The benefits of next-generation sequencing, liquid biopsy, the need for integration of local and systemic therapies, advanced intraductal interventions, and advanced radiotherapy technologies in biliary tract cancers were addressed in Session VII, “Interventional Oncology and Locoregional Therapy,” at the 3rd Annual CCA Summit.
Ignacio I. Wistuba, MD, University of Texas MD Anderson Cancer Center, Houston, highlighted challenges in tissue procurement and next-generation sequencing testing in patients with cholangiocarcinoma (CCA).
“Getting tissue before treatment, after treatment, and hopefully during treatment is very important to assess the changes associated with the immune response,” said Dr Wistuba.
The presence and location of certain cell types are important for the immunogenomic landscape of resected intrahepatic CCA. The expression of immune checkpoint markers B7H4 and B7H3 is associated with BAP1 mutations.
Liquid biopsies are easily done after surgical resection; however, they are more difficult to perform with small biopsy samples. Next-generation sequencing has a high level of detection and high level of sensitivity, using small routine tissue samples and liquid biopsy. Next-generation sequencing provides information on multiple targetable gene aberrations in intrahepatic, distal, and perihilar CCA subtypes.
Liquid biopsy in cancer is currently used as an option for molecular testing to help the use of targeted therapy. Liquid biopsy can also be repeated to detect treatment efficiency or genomic changes resulting from resistance to therapy. It is an alternative approach in patients with solid tumors if biopsies are not accessible, or after earlier tissue yields were unsatisfactory.
Sarah B. White, MD, MS, Medical College of Wisconsin, Milwaukee, discussed the integration of local and systemic therapies. The phase 2 MISPHEC clinical trial included 32 patients in the per-protocol population, and evaluated the combination of Yttrium-90 plus systemic therapy. The primary end point was the response rate at 3 months.
The disease control rate at 3 months was 98%, and the overall response rate was 39%, with the best response of 41%. The median progression-free survival was 14 months. Grade 3 or 4 adverse events were reported in 71% of patients. Overall, 22% of the patients were downstaged to surgery. The combination was also cost-effective.
Combination therapy is safe and effective, Dr White said, and is not worsening patients’ adverse event profiles. The addition of locoregional therapy prolongs overall and progression-free survival. Further clinical trials are needed to understand the optimal timing of combination therapies and the immune environment after therapy.

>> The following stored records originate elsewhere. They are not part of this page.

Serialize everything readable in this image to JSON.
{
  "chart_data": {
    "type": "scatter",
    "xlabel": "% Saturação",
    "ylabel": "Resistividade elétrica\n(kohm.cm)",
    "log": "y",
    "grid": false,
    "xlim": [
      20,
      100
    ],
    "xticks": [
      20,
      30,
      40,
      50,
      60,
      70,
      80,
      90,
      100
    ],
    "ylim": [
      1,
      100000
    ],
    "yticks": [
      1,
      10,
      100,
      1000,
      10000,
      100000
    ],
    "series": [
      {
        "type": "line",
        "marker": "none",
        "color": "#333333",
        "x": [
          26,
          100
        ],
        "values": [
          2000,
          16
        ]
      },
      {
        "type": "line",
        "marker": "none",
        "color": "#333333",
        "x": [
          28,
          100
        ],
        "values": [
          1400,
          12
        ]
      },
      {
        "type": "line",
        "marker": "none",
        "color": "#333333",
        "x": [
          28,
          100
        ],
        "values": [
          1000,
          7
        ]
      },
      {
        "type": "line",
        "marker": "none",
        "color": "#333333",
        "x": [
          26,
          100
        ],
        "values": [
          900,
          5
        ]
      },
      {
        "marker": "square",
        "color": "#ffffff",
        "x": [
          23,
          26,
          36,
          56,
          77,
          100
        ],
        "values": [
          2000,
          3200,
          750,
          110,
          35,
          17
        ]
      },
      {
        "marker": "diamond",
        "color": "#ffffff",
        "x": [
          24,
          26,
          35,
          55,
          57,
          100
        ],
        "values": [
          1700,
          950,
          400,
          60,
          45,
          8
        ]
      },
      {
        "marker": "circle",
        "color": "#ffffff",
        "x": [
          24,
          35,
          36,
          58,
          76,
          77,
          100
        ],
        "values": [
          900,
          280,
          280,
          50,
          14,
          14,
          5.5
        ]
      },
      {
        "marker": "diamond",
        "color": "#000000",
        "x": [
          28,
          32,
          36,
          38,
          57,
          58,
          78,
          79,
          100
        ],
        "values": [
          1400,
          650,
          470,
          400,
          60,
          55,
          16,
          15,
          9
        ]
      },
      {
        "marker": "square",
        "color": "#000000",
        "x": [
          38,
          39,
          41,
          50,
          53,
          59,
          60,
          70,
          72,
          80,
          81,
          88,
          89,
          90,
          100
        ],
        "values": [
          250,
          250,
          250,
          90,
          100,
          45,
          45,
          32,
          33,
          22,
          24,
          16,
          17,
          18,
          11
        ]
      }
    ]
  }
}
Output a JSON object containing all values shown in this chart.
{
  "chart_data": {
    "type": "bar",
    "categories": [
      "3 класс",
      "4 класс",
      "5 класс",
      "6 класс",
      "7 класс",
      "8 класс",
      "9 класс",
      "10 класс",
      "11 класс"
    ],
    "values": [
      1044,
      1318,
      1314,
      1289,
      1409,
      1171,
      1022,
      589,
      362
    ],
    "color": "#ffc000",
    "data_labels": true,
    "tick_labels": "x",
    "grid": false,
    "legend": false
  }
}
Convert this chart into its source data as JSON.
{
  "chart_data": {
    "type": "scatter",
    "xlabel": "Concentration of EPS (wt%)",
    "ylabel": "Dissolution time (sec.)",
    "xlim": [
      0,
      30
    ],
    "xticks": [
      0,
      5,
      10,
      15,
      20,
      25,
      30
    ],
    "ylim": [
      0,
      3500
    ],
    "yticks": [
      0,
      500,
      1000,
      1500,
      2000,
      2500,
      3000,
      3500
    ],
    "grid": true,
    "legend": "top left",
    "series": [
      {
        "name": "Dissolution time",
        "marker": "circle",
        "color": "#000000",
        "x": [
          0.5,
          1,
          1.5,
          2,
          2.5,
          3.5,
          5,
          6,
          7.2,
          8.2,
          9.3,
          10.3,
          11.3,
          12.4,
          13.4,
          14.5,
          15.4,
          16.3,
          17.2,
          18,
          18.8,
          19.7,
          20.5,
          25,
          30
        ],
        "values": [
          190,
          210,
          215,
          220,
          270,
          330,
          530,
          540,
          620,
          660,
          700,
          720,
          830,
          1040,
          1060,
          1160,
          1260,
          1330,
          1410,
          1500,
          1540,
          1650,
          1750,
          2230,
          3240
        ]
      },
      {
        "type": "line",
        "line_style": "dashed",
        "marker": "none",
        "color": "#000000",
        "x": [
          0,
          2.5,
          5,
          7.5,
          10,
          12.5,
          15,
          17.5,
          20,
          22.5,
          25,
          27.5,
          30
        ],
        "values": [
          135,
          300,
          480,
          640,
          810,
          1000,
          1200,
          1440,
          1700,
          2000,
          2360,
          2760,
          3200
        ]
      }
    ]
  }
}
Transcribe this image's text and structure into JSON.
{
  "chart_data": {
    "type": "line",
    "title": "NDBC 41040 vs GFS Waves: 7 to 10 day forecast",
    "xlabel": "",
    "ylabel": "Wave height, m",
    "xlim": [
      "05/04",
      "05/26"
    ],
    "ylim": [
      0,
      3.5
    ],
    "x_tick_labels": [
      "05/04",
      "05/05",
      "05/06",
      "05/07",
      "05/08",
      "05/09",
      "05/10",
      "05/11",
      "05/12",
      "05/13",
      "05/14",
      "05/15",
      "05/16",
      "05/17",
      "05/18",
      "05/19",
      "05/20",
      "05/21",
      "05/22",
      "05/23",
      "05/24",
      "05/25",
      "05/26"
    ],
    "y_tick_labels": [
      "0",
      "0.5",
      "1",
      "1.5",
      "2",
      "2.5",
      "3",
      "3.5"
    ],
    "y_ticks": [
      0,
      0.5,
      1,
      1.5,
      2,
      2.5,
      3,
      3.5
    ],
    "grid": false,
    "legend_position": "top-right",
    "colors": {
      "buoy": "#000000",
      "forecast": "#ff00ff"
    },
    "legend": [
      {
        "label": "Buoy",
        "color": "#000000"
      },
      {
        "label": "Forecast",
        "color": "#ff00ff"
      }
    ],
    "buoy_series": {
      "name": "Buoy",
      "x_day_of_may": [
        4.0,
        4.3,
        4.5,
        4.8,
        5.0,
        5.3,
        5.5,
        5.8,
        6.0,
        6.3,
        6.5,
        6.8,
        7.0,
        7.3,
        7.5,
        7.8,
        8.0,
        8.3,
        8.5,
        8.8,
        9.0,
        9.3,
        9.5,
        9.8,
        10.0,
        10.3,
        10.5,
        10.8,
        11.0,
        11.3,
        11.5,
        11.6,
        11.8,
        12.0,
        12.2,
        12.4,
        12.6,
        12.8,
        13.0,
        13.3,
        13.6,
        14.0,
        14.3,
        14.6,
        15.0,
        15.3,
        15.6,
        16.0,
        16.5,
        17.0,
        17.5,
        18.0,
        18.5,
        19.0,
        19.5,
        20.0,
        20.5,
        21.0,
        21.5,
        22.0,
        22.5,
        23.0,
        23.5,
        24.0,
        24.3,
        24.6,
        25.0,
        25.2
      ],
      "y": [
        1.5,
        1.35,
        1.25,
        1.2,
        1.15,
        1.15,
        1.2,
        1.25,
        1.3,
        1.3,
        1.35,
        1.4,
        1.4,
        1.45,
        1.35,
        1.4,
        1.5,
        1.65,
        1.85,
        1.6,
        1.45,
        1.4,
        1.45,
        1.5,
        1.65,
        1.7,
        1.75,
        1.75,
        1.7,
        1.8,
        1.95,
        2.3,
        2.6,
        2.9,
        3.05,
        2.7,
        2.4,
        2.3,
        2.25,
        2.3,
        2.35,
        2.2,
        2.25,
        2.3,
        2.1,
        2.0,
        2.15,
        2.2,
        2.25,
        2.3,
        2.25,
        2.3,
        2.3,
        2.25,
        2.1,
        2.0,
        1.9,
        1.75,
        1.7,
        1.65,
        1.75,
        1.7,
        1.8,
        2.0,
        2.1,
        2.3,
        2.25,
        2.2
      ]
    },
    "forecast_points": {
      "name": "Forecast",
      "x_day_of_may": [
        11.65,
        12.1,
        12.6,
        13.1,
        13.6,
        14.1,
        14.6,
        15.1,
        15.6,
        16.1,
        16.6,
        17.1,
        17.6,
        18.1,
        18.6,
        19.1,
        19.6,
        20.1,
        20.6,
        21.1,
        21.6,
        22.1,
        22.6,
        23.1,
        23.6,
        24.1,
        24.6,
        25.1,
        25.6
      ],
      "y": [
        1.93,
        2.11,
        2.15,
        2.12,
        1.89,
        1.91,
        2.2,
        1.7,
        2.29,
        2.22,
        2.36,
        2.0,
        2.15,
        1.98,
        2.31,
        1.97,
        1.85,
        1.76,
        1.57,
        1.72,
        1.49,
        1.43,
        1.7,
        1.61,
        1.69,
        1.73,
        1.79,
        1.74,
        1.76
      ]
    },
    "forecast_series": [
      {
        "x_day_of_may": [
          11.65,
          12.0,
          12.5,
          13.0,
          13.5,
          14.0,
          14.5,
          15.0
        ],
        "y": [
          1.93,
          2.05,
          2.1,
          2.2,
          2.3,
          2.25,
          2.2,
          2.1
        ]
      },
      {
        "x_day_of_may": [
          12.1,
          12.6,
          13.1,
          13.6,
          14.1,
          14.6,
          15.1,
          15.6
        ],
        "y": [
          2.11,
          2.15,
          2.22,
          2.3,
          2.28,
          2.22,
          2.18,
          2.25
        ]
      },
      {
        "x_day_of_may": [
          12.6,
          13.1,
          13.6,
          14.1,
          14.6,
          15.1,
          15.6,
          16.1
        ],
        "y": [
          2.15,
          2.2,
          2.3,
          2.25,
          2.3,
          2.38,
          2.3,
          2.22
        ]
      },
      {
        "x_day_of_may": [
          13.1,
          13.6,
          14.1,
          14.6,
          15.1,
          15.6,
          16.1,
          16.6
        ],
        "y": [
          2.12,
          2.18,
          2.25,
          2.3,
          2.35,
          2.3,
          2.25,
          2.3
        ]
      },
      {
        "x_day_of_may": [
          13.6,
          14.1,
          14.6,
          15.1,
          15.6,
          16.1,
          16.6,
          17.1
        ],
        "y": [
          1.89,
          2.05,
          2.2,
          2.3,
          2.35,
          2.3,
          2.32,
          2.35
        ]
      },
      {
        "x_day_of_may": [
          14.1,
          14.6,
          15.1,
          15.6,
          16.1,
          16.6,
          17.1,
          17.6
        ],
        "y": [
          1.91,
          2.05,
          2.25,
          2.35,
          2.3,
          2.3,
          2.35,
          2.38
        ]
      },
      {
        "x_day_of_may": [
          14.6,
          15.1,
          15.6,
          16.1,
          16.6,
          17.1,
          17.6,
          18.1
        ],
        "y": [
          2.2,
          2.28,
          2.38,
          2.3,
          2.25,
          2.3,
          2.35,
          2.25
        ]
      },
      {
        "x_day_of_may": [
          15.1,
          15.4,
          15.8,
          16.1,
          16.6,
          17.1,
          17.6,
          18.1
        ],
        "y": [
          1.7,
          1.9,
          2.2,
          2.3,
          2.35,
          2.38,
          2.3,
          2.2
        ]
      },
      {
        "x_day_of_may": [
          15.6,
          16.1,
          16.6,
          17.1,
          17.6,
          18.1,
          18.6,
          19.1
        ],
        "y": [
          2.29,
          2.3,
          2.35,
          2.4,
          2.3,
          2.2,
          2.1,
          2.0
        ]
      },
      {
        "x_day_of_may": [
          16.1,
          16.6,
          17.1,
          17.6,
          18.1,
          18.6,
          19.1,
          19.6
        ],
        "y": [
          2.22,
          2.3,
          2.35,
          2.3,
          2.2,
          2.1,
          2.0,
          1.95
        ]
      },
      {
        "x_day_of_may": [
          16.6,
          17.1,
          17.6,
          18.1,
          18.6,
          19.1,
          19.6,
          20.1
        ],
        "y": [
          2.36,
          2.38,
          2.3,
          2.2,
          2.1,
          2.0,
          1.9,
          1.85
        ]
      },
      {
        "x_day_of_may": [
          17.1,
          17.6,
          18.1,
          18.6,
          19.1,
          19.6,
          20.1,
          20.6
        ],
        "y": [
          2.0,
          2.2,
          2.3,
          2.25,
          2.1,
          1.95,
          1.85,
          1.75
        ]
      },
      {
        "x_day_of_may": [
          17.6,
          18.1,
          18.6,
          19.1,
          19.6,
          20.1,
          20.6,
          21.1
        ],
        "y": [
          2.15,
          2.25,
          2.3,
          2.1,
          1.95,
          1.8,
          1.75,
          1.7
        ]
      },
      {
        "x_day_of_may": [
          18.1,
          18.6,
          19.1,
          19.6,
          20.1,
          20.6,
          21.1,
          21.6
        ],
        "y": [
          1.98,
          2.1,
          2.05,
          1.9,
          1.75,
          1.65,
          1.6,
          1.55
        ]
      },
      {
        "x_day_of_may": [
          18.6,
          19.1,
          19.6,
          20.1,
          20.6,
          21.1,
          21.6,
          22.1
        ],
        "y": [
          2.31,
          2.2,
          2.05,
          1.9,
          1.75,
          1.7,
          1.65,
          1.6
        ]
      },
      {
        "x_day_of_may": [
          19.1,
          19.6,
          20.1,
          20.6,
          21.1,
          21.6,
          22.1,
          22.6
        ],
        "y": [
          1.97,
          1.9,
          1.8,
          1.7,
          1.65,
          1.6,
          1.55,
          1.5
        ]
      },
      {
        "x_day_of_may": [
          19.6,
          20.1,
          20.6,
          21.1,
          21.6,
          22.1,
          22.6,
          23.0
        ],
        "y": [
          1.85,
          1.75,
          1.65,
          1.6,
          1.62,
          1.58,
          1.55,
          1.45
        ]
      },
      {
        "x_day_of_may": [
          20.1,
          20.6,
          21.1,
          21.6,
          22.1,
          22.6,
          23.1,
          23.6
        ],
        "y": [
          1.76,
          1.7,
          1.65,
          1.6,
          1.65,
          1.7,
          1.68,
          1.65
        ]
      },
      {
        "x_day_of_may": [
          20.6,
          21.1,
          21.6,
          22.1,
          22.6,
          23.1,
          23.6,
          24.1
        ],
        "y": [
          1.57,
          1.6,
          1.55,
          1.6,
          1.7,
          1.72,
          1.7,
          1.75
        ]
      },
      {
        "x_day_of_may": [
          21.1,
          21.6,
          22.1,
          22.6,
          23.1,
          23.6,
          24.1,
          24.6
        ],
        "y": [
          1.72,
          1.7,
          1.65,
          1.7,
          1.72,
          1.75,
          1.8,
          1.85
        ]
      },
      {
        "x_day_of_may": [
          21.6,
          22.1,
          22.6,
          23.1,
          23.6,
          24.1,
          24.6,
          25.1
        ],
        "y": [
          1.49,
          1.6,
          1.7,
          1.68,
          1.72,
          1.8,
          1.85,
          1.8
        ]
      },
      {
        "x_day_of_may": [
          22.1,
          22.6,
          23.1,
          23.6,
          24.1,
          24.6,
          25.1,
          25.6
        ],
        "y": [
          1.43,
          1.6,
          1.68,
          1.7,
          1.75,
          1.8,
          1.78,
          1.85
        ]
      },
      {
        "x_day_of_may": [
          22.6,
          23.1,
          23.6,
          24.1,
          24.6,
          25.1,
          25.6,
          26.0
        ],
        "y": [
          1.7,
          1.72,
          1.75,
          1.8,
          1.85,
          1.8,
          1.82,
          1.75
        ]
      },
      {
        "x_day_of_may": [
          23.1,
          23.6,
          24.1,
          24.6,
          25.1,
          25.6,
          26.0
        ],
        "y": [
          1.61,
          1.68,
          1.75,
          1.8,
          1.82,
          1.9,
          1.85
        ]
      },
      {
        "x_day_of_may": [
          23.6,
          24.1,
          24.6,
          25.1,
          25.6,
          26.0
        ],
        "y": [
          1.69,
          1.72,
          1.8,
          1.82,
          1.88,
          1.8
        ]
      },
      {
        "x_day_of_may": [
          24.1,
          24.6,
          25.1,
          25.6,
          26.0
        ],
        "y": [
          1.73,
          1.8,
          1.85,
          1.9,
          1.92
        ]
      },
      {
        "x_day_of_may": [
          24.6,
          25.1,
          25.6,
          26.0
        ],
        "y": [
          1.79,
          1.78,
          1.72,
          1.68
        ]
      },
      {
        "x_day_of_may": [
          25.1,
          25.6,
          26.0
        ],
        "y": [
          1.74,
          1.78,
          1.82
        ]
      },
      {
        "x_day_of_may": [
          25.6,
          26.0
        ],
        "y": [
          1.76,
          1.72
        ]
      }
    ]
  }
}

Andrew Wang, MD, University of Virginia Medical Center, Charlottesville, VA, discussed advanced intraductal interventions in hilar CCA. Controversies remain regarding best practices, he said, especially about percutaneous versus endoscopic transhepatic biliary drainage. A study investigating these modalities was not completed, because of limited patient enrollment.
Photodynamic therapy and stenting led to improved survival at more than 10 months compared with stenting alone. The side effects of this approach include photosensitivity, pain, nausea, cholangitis, and a cost of approximately $40,000 for a single dose.
Endoscopic radiofrequency ablation, in combination with stenting, has been shown to improve the median overall survival compared with stenting alone in patients with unresectable hilar or distal CCA. Endobiliary ablation and endobiliary radiofrequency ablation have led to improved survival in patients with unresectable perihilar CCA, Dr Wang said.
Finally, Ethan B. Ludmir, MD, University of Texas MD Anderson Cancer Center, Houston, discussed radiation oncology in CCA.
“Advanced technologies have really changed the paradigm and the face of radiotherapy for cholangiocarcinoma over the last 10 years, as we have used increasingly sophisticated technologies to safely deliver highly conformal radiation therapy,” said Dr Ludmir.
On-board imaging and respiratory management have allowed for real-time monitoring and minimization of risks. Integration of ablative doses with safety, using simultaneous integrated boost, has allowed for sparing of unaffected organs.
A study of supermassive tumors (volume >800 cc) managed with definitive radiation therapy to the primary tumor resulted in a doubling of median overall survival; however, the retrospective and single-institution nature of the study may limit the impact of these results, Dr Ludmir said.
Tumor resecting after high-dose radiotherapy has led to major issues with wound healing. According to Dr Ludmir, proton beam therapy delivers a much higher dose to the skin than photon beam therapy, but may be better for patients being bridged to transplantation.
According to Dr Wistuba, liquid biopsy will not replace tissue biopsy, in part because of the immune landscape, in which the location of cells is meaningful.
According to Dr Wang, patients whose tumor is amenable to resection should undergo resection. Photodynamic therapy and radiofrequency ablation are offered as part of a neoadjuvant strategy for locoregional therapy.